Quería decirle: «¡Por Dios, Angie, deberías demandarme!», pero no podía apartar la mano de ella. Instintivamente, deslizó los dedos bajo el suéter y avanzó por la columna vertebral de la joven, hasta llegar a la tira posterior del sujetador.

– Me encanta el chicle -le dijo. El mujeriego de siempre encontraba fácilmente las palabras apropiadas.

Ella volvió a besarle, esta vez separándole los labios y después los dientes con su lengua poderosa.

Se sintió un poco desconcertado cuando Angie le introdujo en la boca el viscoso chicle; por un alarmante momento imaginó que le había mordido la lengua. No era aquélla la clase de juego amoroso previo a que estaba acostumbrado… no había salido con muchas mascadoras de chicle. La espalda desnuda de la muchacha se contorsionaba contra su mano, y los senos bajo el fino suéter le rozaban el pecho.

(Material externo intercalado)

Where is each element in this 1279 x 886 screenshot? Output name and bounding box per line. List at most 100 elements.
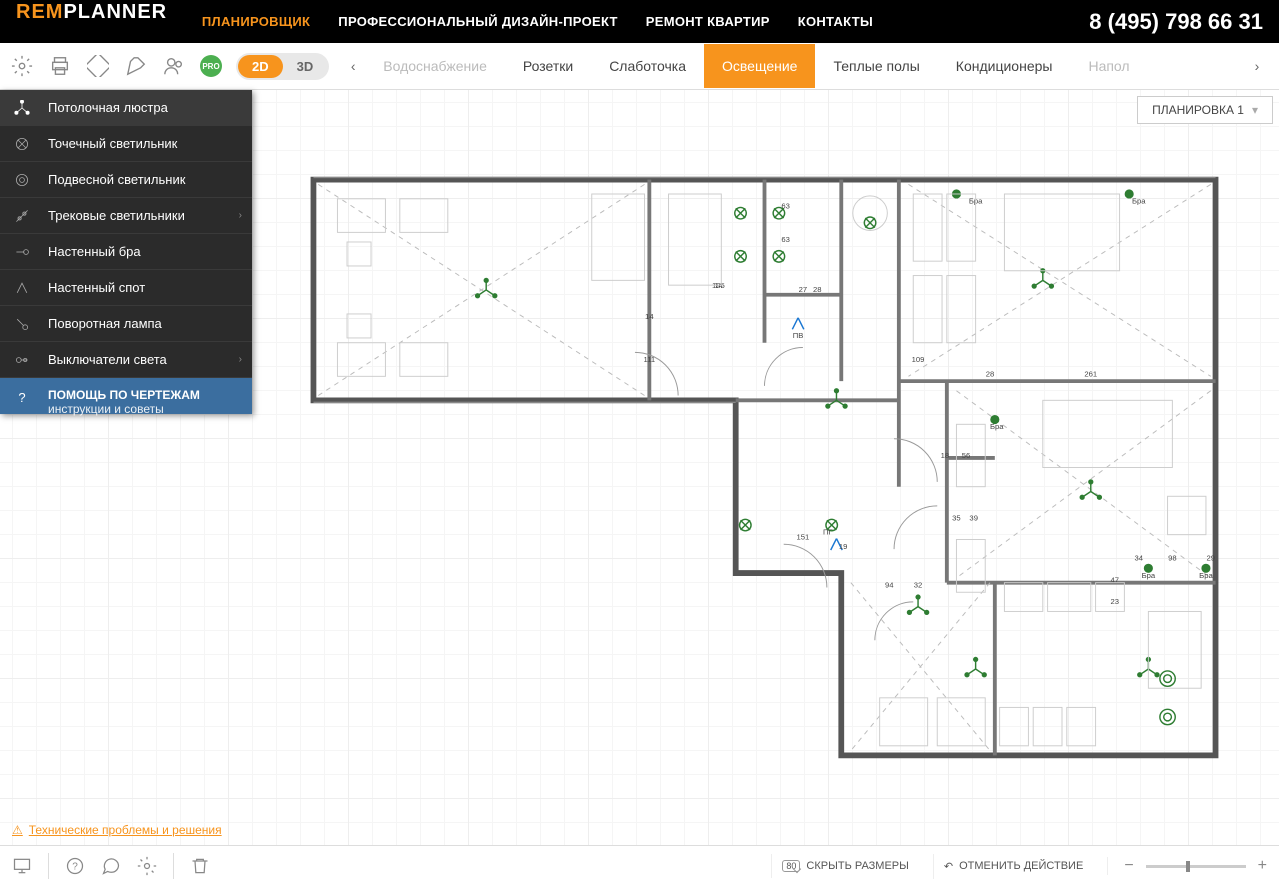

Una de las mujeres de la sala de redacción carraspeó en el umbral. Eso era casi exactamente lo que Wallingford había querido: que Mary Shanahan le viera besando y palpando a Angie. Pero sin duda informarían a Mary del incidente antes de que el presentador se sentara ante la cámara.

– Tienes cinco minutos, Pat -le dijo la mujer.

Angie, que le había pasado su chicle, todavía se estaba bajando el suéter cuando regresó la peluquera tras haberse fumado un pitillo en la calle. Era una mujer de raza negra, voluminosa y con un olor como a tostada de canela y pasas. Siempre se fingía exasperada cuando el cabello de Patrick no necesitaba sus cuidados. A veces le rociaba con un poco de loción, o le restregaba con una pizca de gel. Esta vez se limitó a darle unas palmaditas en lo alto de la cabeza y abandonó la sala.